The reports from the snow guaging stations just came out and all locations in Western Montana are above average. The Big Hole Basin is at 110 percent of average and way above the depth from last year which was pretty shallow. This is good news for the skiers, snowmobiler’s and especially for the rivers. We need that heavy snowpack to sustain a good flow in free stone rivers like the Big Hole. In the report they stated that the six year drought may be over but they wouldn’t commit to it yet.

Speaking of snowmobiles, about a week ago I just got mine out of the shop for a complete tune up which cost me $400. The guy who owns the shop is a friend of mine and I asked him if that wasn’t getting rather pricey for a tune up. He assured me it was not as they put new slides on it and cleaned the carbs and new rollers in the clutch and it was fine to go.

I wanted to try it out so I took it to Quartz Hill and headed up to Vipond Park. I was by myself and this is not a good thing to do but I thought this thing is running great now and it won’t let me down. I just got to the top of Vipond, which is a high immense mountain meadow with panoramic views all around and the clutch started to sieze up. I was about ten miles from my pickup and the only panic that set in was my thoughts of how soon I could get my hands around the throat of my good friend back at his shop. I sat their for awhile and reminded myself of how I did this once before about five years ago when I had to walk out of the mountains in the dark and got to my pickup at six in the morning. That night there was about a half moon so visibility was good and it was mostly down hill. After trudging a few miles down the trail I encountered a cow moose with her calf. Now normally I would back off this situation as a cow with her calf can get quite agressive. This time I stood my ground and yelled at her that I was tired, my legs were tired and I don’t want any crap out of you. She stood there for a moment glaring at me and then stepped off the trail into the willows as if to say, “well go ahead then”. She was no more than fifty feet from me when I passed her and then I looked back at her and said, “thank you” and went on my merry way. Her and her calf got back on the packed trail and headed in the opposite direction–nice encounter.

Now back to my situation the other day. After tugging on the drive belt I got it loose enough to start the machine and had it headed down the trail. I baby’ed it as much as I could and said a few prayers and the combination of these got me back to my pickup.

Do as I say, not as I do.

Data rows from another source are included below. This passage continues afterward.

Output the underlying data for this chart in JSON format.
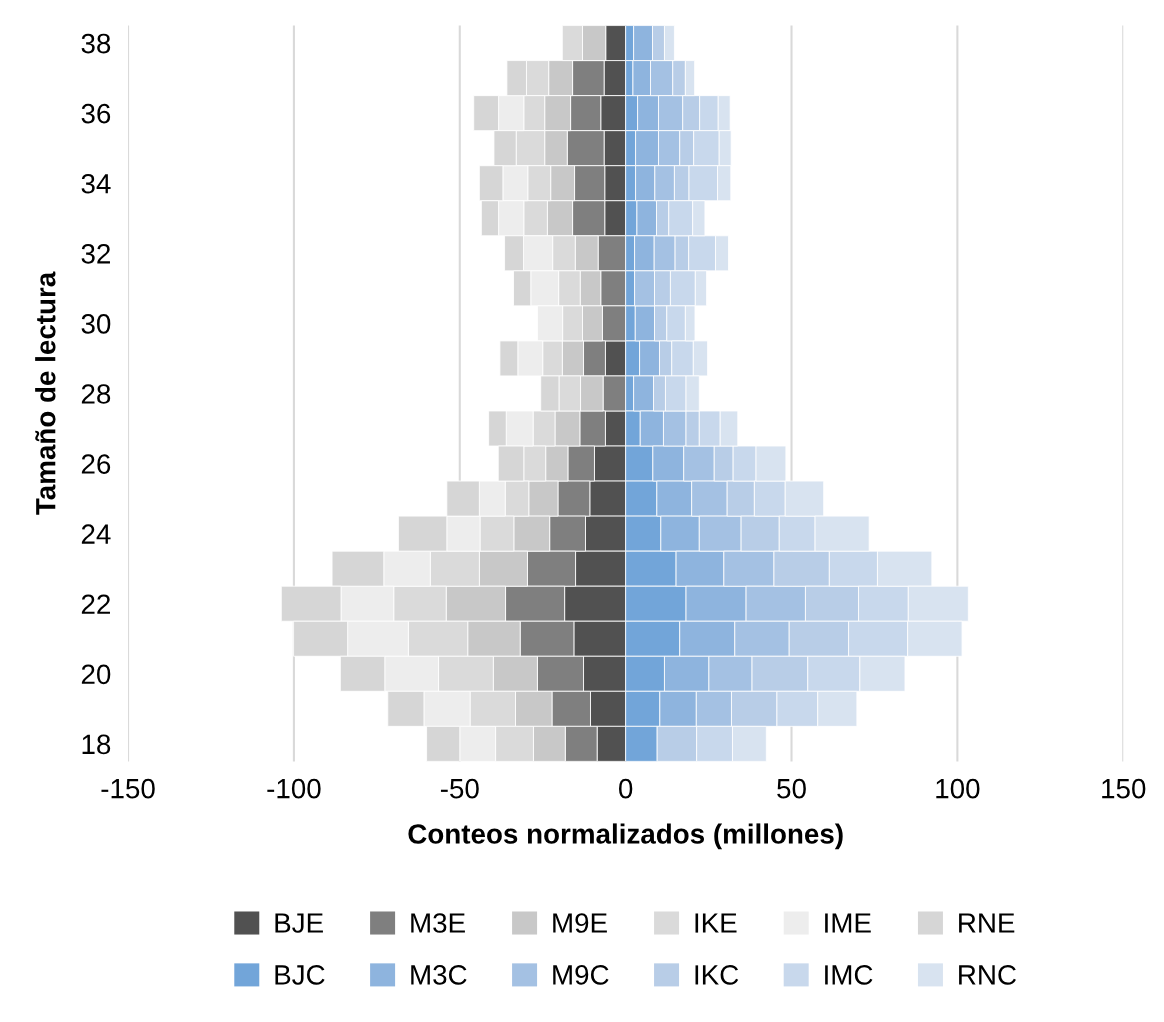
{
  "chart_data": {
    "type": "bar",
    "orientation": "horizontal",
    "stacked": true,
    "xlabel": "Conteos normalizados (millones)",
    "ylabel": "Tamaño de lectura",
    "categories": [
      "38",
      null,
      "36",
      null,
      "34",
      null,
      "32",
      null,
      "30",
      null,
      "28",
      null,
      "26",
      null,
      "24",
      null,
      "22",
      null,
      "20",
      null,
      "18"
    ],
    "xlim": [
      -150,
      150
    ],
    "xticks": [
      -150,
      -100,
      -50,
      0,
      50,
      100,
      150
    ],
    "grid": "x",
    "legend": "bottom",
    "series": [
      {
        "name": "BJE",
        "color": "#515151",
        "values": [
          -6,
          -6.5,
          -7.5,
          -6.5,
          -6.3,
          -6.3,
          null,
          null,
          null,
          -6.1,
          null,
          -6.1,
          -9.4,
          -10.8,
          -12.1,
          -15.1,
          -18.4,
          -15.6,
          -12.7,
          -10.6,
          -8.6
        ]
      },
      {
        "name": "M3E",
        "color": "#7f7f7f",
        "values": [
          null,
          -9.5,
          -9.1,
          -11.1,
          -9.1,
          -9.7,
          -8.3,
          -7.5,
          -7.0,
          -6.6,
          -6.8,
          -7.7,
          -8.0,
          -9.6,
          -10.8,
          -14.5,
          -17.8,
          -16.2,
          -13.9,
          -11.6,
          -9.6
        ]
      },
      {
        "name": "M9E",
        "color": "#c8c8c8",
        "values": [
          -7,
          -7.2,
          -7.8,
          -6.8,
          -7.2,
          -7.6,
          -6.9,
          -6.2,
          -6.0,
          -6.4,
          -6.8,
          -7.5,
          -6.7,
          -8.8,
          -10.8,
          -14.5,
          -17.9,
          -15.8,
          -13.3,
          -11.0,
          -9.6
        ]
      },
      {
        "name": "IKE",
        "color": "#dadada",
        "values": [
          -6.1,
          -6.7,
          -6.3,
          -8.6,
          -6.9,
          -7.1,
          -6.8,
          -6.5,
          -6.0,
          -5.9,
          -6.5,
          -6.6,
          -6.6,
          -7.1,
          -10.2,
          -14.8,
          -15.8,
          -17.9,
          -16.5,
          -13.7,
          -11.4
        ]
      },
      {
        "name": "IME",
        "color": "#ededed",
        "values": [
          null,
          null,
          -7.6,
          null,
          -7.5,
          -7.6,
          -8.8,
          -8.4,
          -7.6,
          -7.5,
          null,
          -8.1,
          null,
          -7.8,
          -10.0,
          -14.0,
          -15.9,
          -18.3,
          -16.2,
          -13.9,
          -10.8
        ]
      },
      {
        "name": "RNE",
        "color": "#d6d6d6",
        "values": [
          null,
          -5.9,
          -7.5,
          -6.7,
          -7.1,
          -5.2,
          -5.7,
          -5.2,
          null,
          -5.4,
          -5.5,
          -5.3,
          -7.7,
          -9.8,
          -14.6,
          -15.6,
          -18.0,
          -16.3,
          -13.4,
          -10.9,
          -10.0
        ]
      },
      {
        "name": "BJC",
        "color": "#72a5d9",
        "values": [
          2.4,
          2.2,
          3.6,
          3.0,
          3.0,
          3.4,
          2.7,
          2.7,
          2.9,
          4.2,
          2.4,
          4.4,
          8.2,
          9.4,
          10.6,
          15.2,
          18.2,
          16.3,
          11.7,
          10.3,
          9.5
        ]
      },
      {
        "name": "M3C",
        "color": "#8eb4de",
        "values": [
          5.7,
          5.3,
          6.3,
          6.9,
          5.8,
          5.9,
          5.9,
          null,
          5.8,
          6.0,
          6.0,
          7.0,
          9.3,
          10.5,
          11.6,
          14.4,
          18.1,
          16.6,
          13.4,
          11.0,
          null
        ]
      },
      {
        "name": "M9C",
        "color": "#a4c1e3",
        "values": [
          null,
          6.7,
          7.3,
          6.4,
          5.9,
          null,
          6.3,
          6.0,
          null,
          null,
          null,
          6.8,
          9.2,
          10.7,
          12.6,
          15.1,
          17.9,
          16.4,
          13.0,
          10.6,
          null
        ]
      },
      {
        "name": "IKC",
        "color": "#b8cde7",
        "values": [
          3.6,
          3.8,
          5.1,
          4.2,
          4.4,
          3.7,
          4.1,
          4.8,
          3.7,
          3.7,
          3.6,
          4.0,
          5.7,
          8.2,
          11.5,
          16.7,
          16.0,
          17.9,
          16.8,
          13.7,
          11.9
        ]
      },
      {
        "name": "IMC",
        "color": "#c8d8ec",
        "values": [
          null,
          null,
          5.6,
          7.7,
          8.6,
          7.2,
          8.1,
          7.5,
          5.6,
          6.5,
          6.2,
          6.3,
          6.9,
          9.3,
          10.8,
          14.5,
          15.0,
          17.8,
          15.7,
          12.3,
          10.8
        ]
      },
      {
        "name": "RNC",
        "color": "#d8e3f0",
        "values": [
          3.0,
          2.8,
          3.6,
          3.6,
          4.0,
          3.7,
          3.9,
          3.4,
          2.9,
          4.3,
          4.0,
          5.3,
          9.0,
          11.6,
          16.3,
          16.4,
          18.1,
          16.4,
          13.6,
          11.8,
          10.2
        ]
      }
    ]
  }
}
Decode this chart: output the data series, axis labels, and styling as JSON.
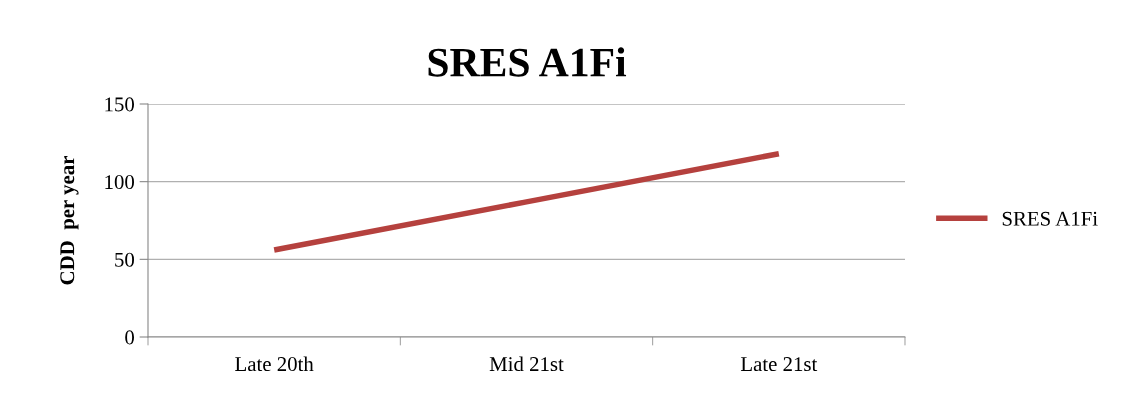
{
  "chart_data": {
    "type": "line",
    "title": "SRES A1Fi",
    "ylabel": "CDD  per year",
    "categories": [
      "Late 20th",
      "Mid 21st",
      "Late 21st"
    ],
    "series": [
      {
        "name": "SRES A1Fi",
        "color": "#b5413e",
        "values": [
          56,
          87,
          118
        ]
      }
    ],
    "ylim": [
      0,
      150
    ],
    "yticks": [
      0,
      50,
      100,
      150
    ],
    "grid": "y",
    "legend": "right",
    "marker": "none",
    "line_style": "solid"
  }
}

Never go into the back country with a snowmobile by yourself. I don’t care if it’s brand new, it will break down. Whenever I go out the pockets of my snowmobile suit are filled with matches, candy bars, jerky, flash light and the same in the storage hole on the sled. I look like the Pillsbury Doughboy I got so much stuff packed in. When I was on the top of Vipond I actually found some jerky that was in my possibles bag in the sled from last year, it had a bit of mold on it but it would have better than chewing on an old fir tree.